Richard Katrovas

B. 1953

Born in Norfolk, Virginia, Richard Katrovas spent his earliest years traveling with his family while his father, a con man, attempted to evade arrest. Katrovas was adopted by relatives as a teenager and lived in Japan for three years before moving to California. He earned a BA from San Diego State University and an MFA from the Iowa Writers’ Workshop. As he stated in a 2007 interview, “My response to the chaos of my childhood has been to embrace formalism as an adult artist.”

Influenced by John Keats, Gerald Stern, and Philip Levine, Katrovas is the author of numerous collections of formal poetry, including Green Dragons (1983), Dithyrambs: Choral Lyrics (1998), and Prague Winter (2004).
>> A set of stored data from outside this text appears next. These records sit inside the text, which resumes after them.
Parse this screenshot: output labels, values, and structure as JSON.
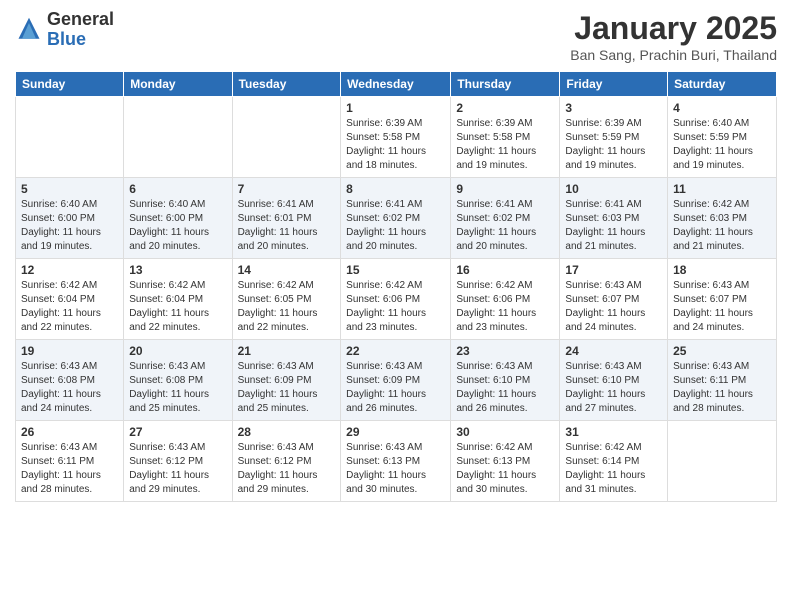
{
  "header": {
    "logo_general": "General",
    "logo_blue": "Blue",
    "month_title": "January 2025",
    "location": "Ban Sang, Prachin Buri, Thailand"
  },
  "days_of_week": [
    "Sunday",
    "Monday",
    "Tuesday",
    "Wednesday",
    "Thursday",
    "Friday",
    "Saturday"
  ],
  "weeks": [
    [
      {
        "day": "",
        "info": ""
      },
      {
        "day": "",
        "info": ""
      },
      {
        "day": "",
        "info": ""
      },
      {
        "day": "1",
        "info": "Sunrise: 6:39 AM\nSunset: 5:58 PM\nDaylight: 11 hours and 18 minutes."
      },
      {
        "day": "2",
        "info": "Sunrise: 6:39 AM\nSunset: 5:58 PM\nDaylight: 11 hours and 19 minutes."
      },
      {
        "day": "3",
        "info": "Sunrise: 6:39 AM\nSunset: 5:59 PM\nDaylight: 11 hours and 19 minutes."
      },
      {
        "day": "4",
        "info": "Sunrise: 6:40 AM\nSunset: 5:59 PM\nDaylight: 11 hours and 19 minutes."
      }
    ],
    [
      {
        "day": "5",
        "info": "Sunrise: 6:40 AM\nSunset: 6:00 PM\nDaylight: 11 hours and 19 minutes."
      },
      {
        "day": "6",
        "info": "Sunrise: 6:40 AM\nSunset: 6:00 PM\nDaylight: 11 hours and 20 minutes."
      },
      {
        "day": "7",
        "info": "Sunrise: 6:41 AM\nSunset: 6:01 PM\nDaylight: 11 hours and 20 minutes."
      },
      {
        "day": "8",
        "info": "Sunrise: 6:41 AM\nSunset: 6:02 PM\nDaylight: 11 hours and 20 minutes."
      },
      {
        "day": "9",
        "info": "Sunrise: 6:41 AM\nSunset: 6:02 PM\nDaylight: 11 hours and 20 minutes."
      },
      {
        "day": "10",
        "info": "Sunrise: 6:41 AM\nSunset: 6:03 PM\nDaylight: 11 hours and 21 minutes."
      },
      {
        "day": "11",
        "info": "Sunrise: 6:42 AM\nSunset: 6:03 PM\nDaylight: 11 hours and 21 minutes."
      }
    ],
    [
      {
        "day": "12",
        "info": "Sunrise: 6:42 AM\nSunset: 6:04 PM\nDaylight: 11 hours and 22 minutes."
      },
      {
        "day": "13",
        "info": "Sunrise: 6:42 AM\nSunset: 6:04 PM\nDaylight: 11 hours and 22 minutes."
      },
      {
        "day": "14",
        "info": "Sunrise: 6:42 AM\nSunset: 6:05 PM\nDaylight: 11 hours and 22 minutes."
      },
      {
        "day": "15",
        "info": "Sunrise: 6:42 AM\nSunset: 6:06 PM\nDaylight: 11 hours and 23 minutes."
      },
      {
        "day": "16",
        "info": "Sunrise: 6:42 AM\nSunset: 6:06 PM\nDaylight: 11 hours and 23 minutes."
      },
      {
        "day": "17",
        "info": "Sunrise: 6:43 AM\nSunset: 6:07 PM\nDaylight: 11 hours and 24 minutes."
      },
      {
        "day": "18",
        "info": "Sunrise: 6:43 AM\nSunset: 6:07 PM\nDaylight: 11 hours and 24 minutes."
      }
    ],
    [
      {
        "day": "19",
        "info": "Sunrise: 6:43 AM\nSunset: 6:08 PM\nDaylight: 11 hours and 24 minutes."
      },
      {
        "day": "20",
        "info": "Sunrise: 6:43 AM\nSunset: 6:08 PM\nDaylight: 11 hours and 25 minutes."
      },
      {
        "day": "21",
        "info": "Sunrise: 6:43 AM\nSunset: 6:09 PM\nDaylight: 11 hours and 25 minutes."
      },
      {
        "day": "22",
        "info": "Sunrise: 6:43 AM\nSunset: 6:09 PM\nDaylight: 11 hours and 26 minutes."
      },
      {
        "day": "23",
        "info": "Sunrise: 6:43 AM\nSunset: 6:10 PM\nDaylight: 11 hours and 26 minutes."
      },
      {
        "day": "24",
        "info": "Sunrise: 6:43 AM\nSunset: 6:10 PM\nDaylight: 11 hours and 27 minutes."
      },
      {
        "day": "25",
        "info": "Sunrise: 6:43 AM\nSunset: 6:11 PM\nDaylight: 11 hours and 28 minutes."
      }
    ],
    [
      {
        "day": "26",
        "info": "Sunrise: 6:43 AM\nSunset: 6:11 PM\nDaylight: 11 hours and 28 minutes."
      },
      {
        "day": "27",
        "info": "Sunrise: 6:43 AM\nSunset: 6:12 PM\nDaylight: 11 hours and 29 minutes."
      },
      {
        "day": "28",
        "info": "Sunrise: 6:43 AM\nSunset: 6:12 PM\nDaylight: 11 hours and 29 minutes."
      },
      {
        "day": "29",
        "info": "Sunrise: 6:43 AM\nSunset: 6:13 PM\nDaylight: 11 hours and 30 minutes."
      },
      {
        "day": "30",
        "info": "Sunrise: 6:42 AM\nSunset: 6:13 PM\nDaylight: 11 hours and 30 minutes."
      },
      {
        "day": "31",
        "info": "Sunrise: 6:42 AM\nSunset: 6:14 PM\nDaylight: 11 hours and 31 minutes."
      },
      {
        "day": "",
        "info": ""
      }
    ]
  ]
}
Reviewing Snug Harbor (1987), New York Times critic Sherrod Santos praised Katrovas’s work as “tough, direct, gritty and full of wonder,” observing that his “great strength is his ability to touch on other lives without seeming to appropriate them.”

As a 1989 Fulbright Fellow in Prague, Katrovas witnessed the Velvet Revolution firsthand. He is the founding academic director of the Prague Summer Program. He also edited and helped translate a double issue of the New Orleans Review focused on contemporary Czech-Slovak poetry, Ten Years after the Velvet Revolution (2000).

Katrovas has published short stories, novels, and memoirs, including The Years of Smashing Bricks (2007). His poetry has been anthologized in Strong Measures: Contemporary American Poetry in Traditional Forms (1997), New American Poets of the ’90s (1999), Poets of the New Century (2001), and elsewhere.

In addition to his work with the Prague Summer Program, he has taught at the University of New Orleans and Western Michigan University.